Have you tried this code for an audio file that’s less than 25MB? I’m getting multiple errors as follows:
Traceback (most recent call last):
File “C:\Users\siamo\Py-p4\A1-MeetingMinutes.py”, line 217, in
transcription = transcribe_audio_list(segments) # Transcribe each segment and return single combined transcription
^^^^^^^^^^^^^^^^^^^^^^^^^^^^^^^
File “C:\Users\siamo\Py-p4\A1-MeetingMinutes.py”, line 80, in transcribe_audio_list
transcription = client.audio.transcriptions.create(
^^^^^^^^^^^^^^^^^^^^^^^^^^^^^^^^^^^
File “C:\Users\siamo\Py-p4\openai-env\Lib\site-packages\openai\resources\audio\transcriptions.py”, line 101, in create
return self._post(
^^^^^^^^^^^
File “C:\Users\siamo\Py-p4\openai-env\Lib\site-packages\openai_base_client.py”, line 1180, in post
return cast(ResponseT, self.request(cast_to, opts, stream=stream, stream_cls=stream_cls))
^^^^^^^^^^^^^^^^^^^^^^^^^^^^^^^^^^^^^^^^^^^^^^^^^^^^^^^^^^^^^^^^^
File “C:\Users\siamo\Py-p4\openai-env\Lib\site-packages\openai_base_client.py”, line 869, in request
return self._request(
^^^^^^^^^^^^^^
File “C:\Users\siamo\Py-p4\openai-env\Lib\site-packages\openai_base_client.py”, line 960, in _request
raise self._make_status_error_from_response(err.response) from None
openai.AuthenticationError: Error code: 401 - {‘error’: {‘message’: ‘Incorrect API key provided: sk-sXLhQ**************************************5wSn.
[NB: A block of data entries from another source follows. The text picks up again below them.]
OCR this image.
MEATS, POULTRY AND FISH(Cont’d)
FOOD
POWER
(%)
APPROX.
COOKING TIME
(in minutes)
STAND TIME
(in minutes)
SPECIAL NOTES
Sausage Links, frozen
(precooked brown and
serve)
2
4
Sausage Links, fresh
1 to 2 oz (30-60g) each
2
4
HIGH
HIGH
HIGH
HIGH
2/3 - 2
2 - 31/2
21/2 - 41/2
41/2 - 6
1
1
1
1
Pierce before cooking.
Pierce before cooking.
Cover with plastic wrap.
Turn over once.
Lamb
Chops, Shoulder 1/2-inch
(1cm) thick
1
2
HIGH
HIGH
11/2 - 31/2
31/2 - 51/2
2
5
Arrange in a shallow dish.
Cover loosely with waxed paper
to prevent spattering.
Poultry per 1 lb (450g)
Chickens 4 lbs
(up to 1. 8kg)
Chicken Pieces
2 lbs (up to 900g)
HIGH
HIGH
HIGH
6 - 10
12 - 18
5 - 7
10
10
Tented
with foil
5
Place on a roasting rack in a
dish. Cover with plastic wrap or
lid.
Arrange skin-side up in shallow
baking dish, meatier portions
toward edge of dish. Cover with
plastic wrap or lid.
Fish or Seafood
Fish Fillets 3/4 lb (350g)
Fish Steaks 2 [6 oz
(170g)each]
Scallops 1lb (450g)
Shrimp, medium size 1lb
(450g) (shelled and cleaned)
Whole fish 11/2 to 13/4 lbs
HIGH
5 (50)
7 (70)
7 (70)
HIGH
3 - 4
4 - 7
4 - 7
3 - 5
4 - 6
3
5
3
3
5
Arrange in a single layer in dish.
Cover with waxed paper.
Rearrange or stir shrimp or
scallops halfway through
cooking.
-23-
You can find your API key at https://platform.openai.com/account/api-keys.’, ‘type’: ‘invalid_request_error’, ‘param’: None, ‘code’: ‘invalid_api_key’}}

It appears this is just a single error, related to your OpenAI API key - it isn’t related to the file size. You need to put your key in a key.txt file, and provide the correct path to that file in the openai.api_key = open… statement.